The first index of the value indicates the reward for the first action (waiting).  The second index of the value indicates the reward for the second action (cutting down the tree).
For example, the first reward[0] indicates the rewards for the first state or the first year.  We see that there is 0 reward for waiting and 0 reward for cutting down the tree.  No very exciting.  In year 5 or reward[4] we see that we get a .3 reward for waiting (due to wildlife), and a 2 reward for cutting down the tree.

In [4]:
import numpy as np

prob = np.zeros((2, 5, 5)) #creat 2 empty 5 X 5 array

# probabilities of waiting and risk burning down the forest
prob[0] = [[0.3, 0.7, 0., 0., 0.],
           [0.3, 0.0, 0.7, 0., 0.],
           [0.3, 0.0, 0., 0.7, 0.],
           [0.3, 0.0, 0., 0., 0.7],
           [0.3, 0.0, 0., 0., 0.7]]

# probabilities of cutting down the forest
prob[1] = [[1., 0., 0., 0., 0.],
           [1., 0., 0., 0., 0.],
           [1., 0., 0., 0., 0.],
           [1., 0., 0., 0., 0.],
           [1., 0., 0., 0., 0.]]

# rewards (indecies indicate which year it is)
# the first index in the value is the reward from the wildlife
# the second index is the rewasrd from cutting trees
rewards = np.zeros((5, 2))
rewards[0] = [0., 0.]
rewards[1] = [0., 1.]
rewards[2] = [0., 1.]
rewards[3] = [0., 1.]
rewards[4] = [0.3, 2.]

## Step 2
Now we need to setup the MDP in pymdptoolbox and run Value Iteration to get the expected value and optimal policy.

Value iteration is the process of repeating these transitions, maximizing the reward from each action until a set optimal policy and expected reward is reached.  Since the discount factor is < 1, we are garunteed convergance.

The class value iteration takes in as arguments the probability matrix of each action and the transistion to each state.
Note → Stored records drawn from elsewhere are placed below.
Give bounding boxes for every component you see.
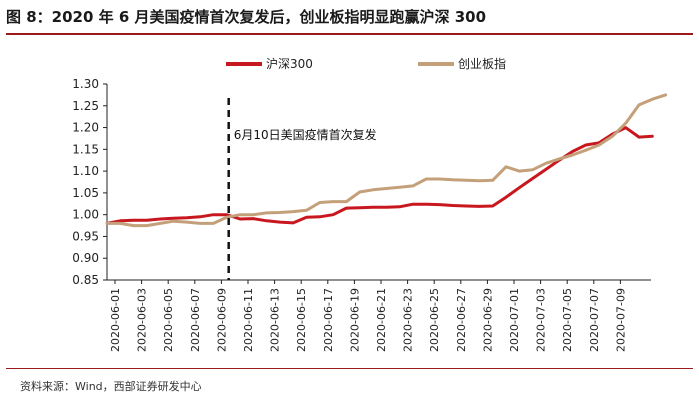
- bottom-rule: [6, 368, 693, 369]
- x-tick-label: 2020-06-15: [295, 288, 308, 352]
- annotation-label: 6月10日美国疫情首次复发: [234, 127, 377, 142]
- legend-label-hs300: 沪深300: [266, 57, 313, 71]
- x-tick-label: 2020-06-19: [348, 288, 361, 352]
- x-tick-label: 2020-06-25: [428, 288, 441, 352]
- x-tick-label: 2020-07-01: [508, 288, 521, 352]
- series-line-chinext: [105, 93, 668, 228]
- x-tick-label: 2020-06-05: [162, 288, 175, 352]
- figure-title: 图 8：2020 年 6 月美国疫情首次复发后，创业板指明显跑赢沪深 300: [6, 8, 487, 26]
- y-tick-label: 1.30: [72, 77, 99, 91]
- y-tick-label: 1.20: [72, 121, 99, 135]
- x-tick-label: 2020-06-29: [481, 288, 494, 352]
- x-tick-label: 2020-07-03: [535, 288, 548, 352]
- x-tick-label: 2020-06-17: [322, 288, 335, 352]
- y-axis-ticks: 0.85 0.90 0.95 1.00 1.05 1.10 1.15 1.20 1.25 1.30: [72, 77, 107, 287]
- axes: [106, 84, 651, 281]
- title-rule: [6, 33, 693, 35]
- series-lines: [105, 93, 668, 228]
- x-tick-label: 2020-06-21: [375, 288, 388, 352]
- x-tick-label: 2020-06-09: [215, 288, 228, 352]
- x-tick-label: 2020-06-23: [402, 288, 415, 352]
- y-tick-label: 0.90: [72, 251, 99, 265]
- y-tick-label: 1.25: [72, 99, 99, 113]
- x-tick-label: 2020-06-11: [242, 288, 255, 352]
- x-tick-label: 2020-06-13: [269, 288, 282, 352]
- x-tick-label: 2020-07-09: [614, 288, 627, 352]
- source-note: 资料来源：Wind，西部证券研发中心: [20, 380, 202, 393]
- x-tick-label: 2020-06-03: [136, 288, 149, 352]
- x-axis-ticks: 2020-06-01 2020-06-03 2020-06-05 2020-06-07…: [109, 280, 627, 352]
- x-tick-label: 2020-07-07: [588, 288, 601, 352]
- annotation: 6月10日美国疫情首次复发: [227, 98, 377, 280]
- y-tick-label: 1.15: [72, 142, 99, 156]
- series-line-hs300: [105, 126, 654, 225]
- y-tick-label: 0.85: [72, 273, 99, 287]
- y-tick-label: 1.05: [72, 186, 99, 200]
- y-tick-label: 0.95: [72, 229, 99, 243]
- legend: 沪深300 创业板指: [226, 56, 506, 71]
- x-tick-label: 2020-06-27: [455, 288, 468, 352]
- x-tick-label: 2020-07-05: [561, 288, 574, 352]
- x-tick-label: 2020-06-07: [189, 288, 202, 352]
- x-tick-label: 2020-06-01: [109, 288, 122, 352]
- y-tick-label: 1.00: [72, 208, 99, 222]
- legend-label-chinext: 创业板指: [458, 56, 506, 71]
- y-tick-label: 1.10: [72, 164, 99, 178]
The reward matrix of the reward at each state.   The third argument is the discount factor.

In [13]:
import mdptoolbox
vi = mdptoolbox.mdp.ValueIteration(transitions=prob, reward=rewards, discount=0.9, epsilon=0.01, max_iter=1000)
vi.setVerbose()
vi.run()

  Iteration		V-variation
    1		  2.0
    2		  0.63
    3		  0.39690000000000014
    4		  0.25004700000000013
    5		  0.1575296100000001
    6		  0.09924365430000015
    7		  0.06252350220900027
    8		  0.03938980639167022
    9		  0.02481557802675205
    10		  0.01563381415685372
    11		  0.00984930291881847
    12		  0.006205060838856635
    13		  0.003909188328480084
    14		  0.002462788646942382
    15		  0.0015515568475739094
    16		  0.000977480813971976
Iterating stopped, epsilon-optimal policy found.


Then we can extract the optimal policy and expected value of each state

In [23]:
optimal_policy = vi.policy
expected_values = vi.V

print ("Optimal policy: %s" %(str(optimal_policy)))
print ("Expected Values: %s" %(str(expected_values)))

Optimal policy: (0, 1, 1, 0, 1)
Expected Values: (3.1021779262212235, 3.7152970594035533, 3.7152970594035533, 3.732177926221223, 4.715297059403554)


### Results

The optimal policy gives what is the optimal action given the current state.  For example, the first state gives the optimal action at that state which is to take action 0 or wait.  The optimal action at the next state is 1 or to cut down the tree.

Expected values gives the value at each state.